Até o momento, percorreu 900 quilômetros de sua cidade natal na Venezuela até a colombiana Medellín. Lá ele encontrará um engenheiro que prometer fazeer alguns ajustes em sua prótese, de graça. Aranda conta que a solidariedade na estrada tem sido imensa: pelo caminho ele encontrou quem lhe desse um casaco contra o tempo frio, comida e até uma tenda de acampar, caso ele não encontre lugar para dormir.

Viajante de uma perna só carrega seus pertences em carreta que construiu com sobrinhoFoto: DW/M Rueda

Em sua longa jornada, o venezuelano tem dormido no chão de postos de gasolina e terminais rodoviários. Mas também foi recebido em casa por gente curiosa com essa aventura inusitada. Na estrada para Pamplona – uma gelada cidade colombiana a quase 3 mil metros acima do mar –, ele foi acolhido por um fazendeiro que lhe deu abrigo do frio glacial.
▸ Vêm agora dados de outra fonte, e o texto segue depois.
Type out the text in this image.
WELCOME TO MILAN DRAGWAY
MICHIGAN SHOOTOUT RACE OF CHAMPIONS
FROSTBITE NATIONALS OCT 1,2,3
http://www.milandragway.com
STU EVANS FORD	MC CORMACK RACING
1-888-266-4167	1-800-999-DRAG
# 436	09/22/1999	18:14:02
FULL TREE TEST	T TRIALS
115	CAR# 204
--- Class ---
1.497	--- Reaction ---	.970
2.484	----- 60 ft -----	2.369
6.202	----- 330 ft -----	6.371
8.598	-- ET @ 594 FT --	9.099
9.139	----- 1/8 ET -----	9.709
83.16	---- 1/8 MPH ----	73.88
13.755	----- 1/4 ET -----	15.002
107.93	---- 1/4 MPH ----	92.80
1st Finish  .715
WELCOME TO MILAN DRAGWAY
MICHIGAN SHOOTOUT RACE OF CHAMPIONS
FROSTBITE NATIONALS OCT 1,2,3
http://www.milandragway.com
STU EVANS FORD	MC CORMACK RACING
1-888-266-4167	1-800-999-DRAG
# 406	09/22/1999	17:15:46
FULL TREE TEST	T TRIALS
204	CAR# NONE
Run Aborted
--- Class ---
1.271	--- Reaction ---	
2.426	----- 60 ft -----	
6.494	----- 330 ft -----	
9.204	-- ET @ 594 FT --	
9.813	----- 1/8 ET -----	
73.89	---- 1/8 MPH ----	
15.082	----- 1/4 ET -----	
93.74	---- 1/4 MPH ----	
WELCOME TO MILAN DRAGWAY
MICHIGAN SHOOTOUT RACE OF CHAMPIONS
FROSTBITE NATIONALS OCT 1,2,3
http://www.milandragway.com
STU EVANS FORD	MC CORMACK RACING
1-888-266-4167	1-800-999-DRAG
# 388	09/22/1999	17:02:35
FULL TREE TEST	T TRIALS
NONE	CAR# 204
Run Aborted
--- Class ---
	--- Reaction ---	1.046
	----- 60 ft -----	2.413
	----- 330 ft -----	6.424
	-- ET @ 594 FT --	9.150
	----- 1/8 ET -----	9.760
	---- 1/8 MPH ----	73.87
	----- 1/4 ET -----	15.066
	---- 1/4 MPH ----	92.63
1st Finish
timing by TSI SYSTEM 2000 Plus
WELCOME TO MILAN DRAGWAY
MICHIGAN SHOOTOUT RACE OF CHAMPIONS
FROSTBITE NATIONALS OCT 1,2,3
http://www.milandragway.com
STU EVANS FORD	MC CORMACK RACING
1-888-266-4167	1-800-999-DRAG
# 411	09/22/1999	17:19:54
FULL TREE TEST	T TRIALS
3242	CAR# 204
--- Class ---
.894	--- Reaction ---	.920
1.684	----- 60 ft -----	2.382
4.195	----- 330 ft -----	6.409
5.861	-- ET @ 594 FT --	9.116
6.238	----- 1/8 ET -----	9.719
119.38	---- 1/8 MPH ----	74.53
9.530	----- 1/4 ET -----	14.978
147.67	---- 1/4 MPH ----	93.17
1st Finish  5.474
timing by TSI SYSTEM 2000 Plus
Na capital colombiana, Bogotá, uma comerciante que simpatizou com sua causa lhe pagou a conta do albergue. "Acho que o que ele está fazendo é fascinante, devido à limitação física dele", comenta o hoteleiro Oscar Ragua. "É também um jeito incrível de deixar um legado e continuar vivendo nas histórias que as pessoas contam sobre ele."

Yeslie Aranda pegou algumas caronas de caminhão pelo caminho, para evitar ficar preso durante a noite nas estradas de montanha geladas. Ele também partilhou essas caronas com migrantes venezuelanos que fogem da implosão econômica de seu país a pé e sem dinheiro.

A Organização das Nações Unidas estima que mais de 1 milhão de venezuelanos tenham deixado o país desde 2015, a maioria para a vizinha Colômbia. "É bem triste o que o nosso país está passando", diz Aranda. "Mas quando vejo esses migrantes na estrada, eu digo para eles fazerem planos para o futuro, e aproveitarem ao máximo essa oportunidade que a vida está lhes dando."

No momento, o peregrino não tem planos de emigrar. Ele quer voltar para sua família na Venezuela dentro de dois a três anos, partilhar histórias de viajante e possivelmente escrever um livro sobre sua jornada "perneta" através do continente sul-americano.

"Acho que essa viagem vai fornecer material para um livro", avalia. "Eu quero fazer algo de bom, e deixar alguma coisa para os meus netos lembrarem de mim."